Preventable suicides involving medicines: A systematic case series of coroners’ reports in England and Wales
Anthony G., Aronson JK., Brittain R., Heneghan C., Richards GC.
Background: In England and Wales coroners have a duty to write a report, called a Prevention of Future Deaths report or PFD, when they believe that actions should be taken to prevent future deaths. Coroners send PFDs to individuals and organisations who are required to respond within 56 days. Despite the increase in mental health concerns and growing use of medicines, deaths reported by coroners that have involved medicine-related suicides had not yet been explored. Therefore, this study aimed to systematically assess coroners’ PFD reports involving suicides in which a medicine caused or contributed to the death to identify lessons for suicide prevention. Methods: Using the Preventable Deaths Tracker database (https://preventabledeathstracker.net/), 3037 coroners' PFD reports in England and Wales were screened for eligibility between July 2013 and December 2019. Reports were included if they involved suicide or intentional self-harm and prescribed or over-the-counter medication; illicit drugs were excluded.
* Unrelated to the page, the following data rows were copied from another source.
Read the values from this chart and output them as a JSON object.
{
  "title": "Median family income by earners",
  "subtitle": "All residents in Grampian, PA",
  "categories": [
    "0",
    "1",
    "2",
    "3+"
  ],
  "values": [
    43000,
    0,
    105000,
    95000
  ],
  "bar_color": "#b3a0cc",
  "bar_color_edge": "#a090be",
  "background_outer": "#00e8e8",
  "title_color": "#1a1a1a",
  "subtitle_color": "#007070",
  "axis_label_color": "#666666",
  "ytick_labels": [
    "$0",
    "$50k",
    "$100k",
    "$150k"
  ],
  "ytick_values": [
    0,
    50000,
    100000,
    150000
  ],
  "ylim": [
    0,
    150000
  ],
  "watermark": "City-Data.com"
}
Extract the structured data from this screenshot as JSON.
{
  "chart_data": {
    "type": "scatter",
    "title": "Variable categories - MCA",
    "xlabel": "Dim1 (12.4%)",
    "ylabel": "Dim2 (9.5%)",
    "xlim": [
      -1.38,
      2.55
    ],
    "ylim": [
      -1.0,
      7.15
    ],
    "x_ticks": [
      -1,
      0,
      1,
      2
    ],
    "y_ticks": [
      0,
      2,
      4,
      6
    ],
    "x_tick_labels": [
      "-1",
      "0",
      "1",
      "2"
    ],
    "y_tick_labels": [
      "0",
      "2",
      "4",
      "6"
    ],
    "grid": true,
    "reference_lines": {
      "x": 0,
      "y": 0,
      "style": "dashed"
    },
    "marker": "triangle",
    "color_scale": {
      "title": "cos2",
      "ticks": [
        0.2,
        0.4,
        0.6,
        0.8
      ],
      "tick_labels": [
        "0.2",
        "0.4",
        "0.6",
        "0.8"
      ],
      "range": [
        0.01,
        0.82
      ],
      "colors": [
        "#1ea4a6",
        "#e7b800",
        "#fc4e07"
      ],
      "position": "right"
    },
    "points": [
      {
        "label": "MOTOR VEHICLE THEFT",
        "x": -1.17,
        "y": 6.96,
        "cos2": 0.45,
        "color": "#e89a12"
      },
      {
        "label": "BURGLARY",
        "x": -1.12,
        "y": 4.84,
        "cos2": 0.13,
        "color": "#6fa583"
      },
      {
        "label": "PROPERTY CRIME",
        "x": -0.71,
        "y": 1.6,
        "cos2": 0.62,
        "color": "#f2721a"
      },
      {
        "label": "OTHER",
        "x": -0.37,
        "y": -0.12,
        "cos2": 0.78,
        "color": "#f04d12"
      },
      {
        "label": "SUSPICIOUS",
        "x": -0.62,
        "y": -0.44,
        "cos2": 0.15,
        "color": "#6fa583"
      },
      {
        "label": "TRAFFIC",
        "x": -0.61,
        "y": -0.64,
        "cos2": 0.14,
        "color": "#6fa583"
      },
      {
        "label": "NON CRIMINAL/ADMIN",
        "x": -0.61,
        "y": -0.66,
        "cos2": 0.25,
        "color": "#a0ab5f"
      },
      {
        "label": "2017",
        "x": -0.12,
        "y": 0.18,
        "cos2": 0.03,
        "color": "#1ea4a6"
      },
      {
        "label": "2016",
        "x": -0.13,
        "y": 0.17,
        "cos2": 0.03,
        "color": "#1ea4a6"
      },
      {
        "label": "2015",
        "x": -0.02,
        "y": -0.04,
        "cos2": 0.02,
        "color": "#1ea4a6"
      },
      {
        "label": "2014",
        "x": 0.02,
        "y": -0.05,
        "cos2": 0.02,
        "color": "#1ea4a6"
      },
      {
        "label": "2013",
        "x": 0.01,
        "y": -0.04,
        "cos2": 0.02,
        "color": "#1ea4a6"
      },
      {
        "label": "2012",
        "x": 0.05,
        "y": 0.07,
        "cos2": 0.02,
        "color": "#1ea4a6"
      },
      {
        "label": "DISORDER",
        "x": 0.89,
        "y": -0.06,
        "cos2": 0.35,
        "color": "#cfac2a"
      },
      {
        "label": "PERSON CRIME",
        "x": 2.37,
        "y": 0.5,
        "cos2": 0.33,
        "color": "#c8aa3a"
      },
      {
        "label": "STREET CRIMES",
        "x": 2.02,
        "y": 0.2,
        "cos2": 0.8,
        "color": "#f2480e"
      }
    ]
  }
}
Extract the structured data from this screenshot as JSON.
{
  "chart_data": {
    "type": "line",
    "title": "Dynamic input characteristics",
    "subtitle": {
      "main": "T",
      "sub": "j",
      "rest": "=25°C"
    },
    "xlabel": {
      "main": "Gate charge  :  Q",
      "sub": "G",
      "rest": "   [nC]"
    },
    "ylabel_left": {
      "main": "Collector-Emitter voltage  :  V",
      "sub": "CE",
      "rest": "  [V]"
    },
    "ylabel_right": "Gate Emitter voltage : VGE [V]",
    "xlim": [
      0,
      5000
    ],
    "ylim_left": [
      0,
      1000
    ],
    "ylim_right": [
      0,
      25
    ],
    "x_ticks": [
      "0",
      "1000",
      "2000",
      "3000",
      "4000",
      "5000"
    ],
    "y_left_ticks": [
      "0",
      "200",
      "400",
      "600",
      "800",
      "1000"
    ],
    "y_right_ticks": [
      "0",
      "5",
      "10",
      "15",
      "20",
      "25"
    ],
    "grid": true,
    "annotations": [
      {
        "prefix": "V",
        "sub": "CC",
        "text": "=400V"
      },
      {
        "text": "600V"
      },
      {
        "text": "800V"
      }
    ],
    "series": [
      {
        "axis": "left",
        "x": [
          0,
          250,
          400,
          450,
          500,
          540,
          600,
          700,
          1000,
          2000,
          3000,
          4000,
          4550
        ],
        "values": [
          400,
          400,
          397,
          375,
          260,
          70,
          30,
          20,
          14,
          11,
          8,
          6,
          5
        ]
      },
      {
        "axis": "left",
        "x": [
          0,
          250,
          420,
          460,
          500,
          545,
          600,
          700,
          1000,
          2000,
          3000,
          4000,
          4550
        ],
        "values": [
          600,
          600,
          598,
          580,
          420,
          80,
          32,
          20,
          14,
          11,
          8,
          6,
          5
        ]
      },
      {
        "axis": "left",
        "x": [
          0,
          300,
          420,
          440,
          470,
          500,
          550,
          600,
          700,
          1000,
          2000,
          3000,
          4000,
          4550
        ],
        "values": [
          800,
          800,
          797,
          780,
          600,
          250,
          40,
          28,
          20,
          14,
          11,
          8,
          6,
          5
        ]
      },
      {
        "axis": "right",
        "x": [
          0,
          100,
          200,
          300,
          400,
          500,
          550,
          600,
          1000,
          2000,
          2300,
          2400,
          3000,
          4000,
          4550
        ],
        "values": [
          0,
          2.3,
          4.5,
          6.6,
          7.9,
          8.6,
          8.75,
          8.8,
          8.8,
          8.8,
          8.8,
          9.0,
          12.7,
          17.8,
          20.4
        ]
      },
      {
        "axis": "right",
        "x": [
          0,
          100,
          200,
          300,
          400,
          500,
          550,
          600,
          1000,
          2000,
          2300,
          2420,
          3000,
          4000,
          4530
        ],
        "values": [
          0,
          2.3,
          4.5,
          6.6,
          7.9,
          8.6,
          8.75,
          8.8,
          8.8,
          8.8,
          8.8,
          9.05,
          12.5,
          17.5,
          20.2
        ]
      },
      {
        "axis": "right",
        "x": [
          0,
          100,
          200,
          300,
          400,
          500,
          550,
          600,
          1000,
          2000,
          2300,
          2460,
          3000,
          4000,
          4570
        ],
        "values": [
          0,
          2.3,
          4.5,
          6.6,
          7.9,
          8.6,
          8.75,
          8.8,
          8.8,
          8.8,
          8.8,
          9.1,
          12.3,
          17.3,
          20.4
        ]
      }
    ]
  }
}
Following data extraction, descriptive statistics, document and content analysis were performed to assess coroners’ concerns and the recipients of reports. Results: There were 734 suicide-related coroner reports, with 100 (14%) reporting a medicine. Opioids (40%) were the most common class involved, followed by antidepressants (30%). There was wide geographical variation in the writing of reports; coroners in Manchester wrote the most (18%). Coroners expressed 237 concerns; the most common were procedural inadequacies (14%, n = 32), inadequate documentation and communication (10%, n = 22), and inappropriate prescription access (9%, n = 21). 203 recipients received the PFDs, with most sent to NHS trusts (31%), clinical commissioning groups (10%), and general practices (10%), of which only 58% responded to the coroner. Conclusions: One in four coroner reports in England and Wales involved suicides, with one in seven suicide-related deaths involving a medicine. Concerns raised by coroners highlighted gaps in care that require action from the Government, health services, and prescribers to aid suicide prevention. Coroner reports should be routinely used and monitored to inform public health policy, disseminated nationally, and responses to coroners should be transparently enforced so that actions are taken to prevent future suicides.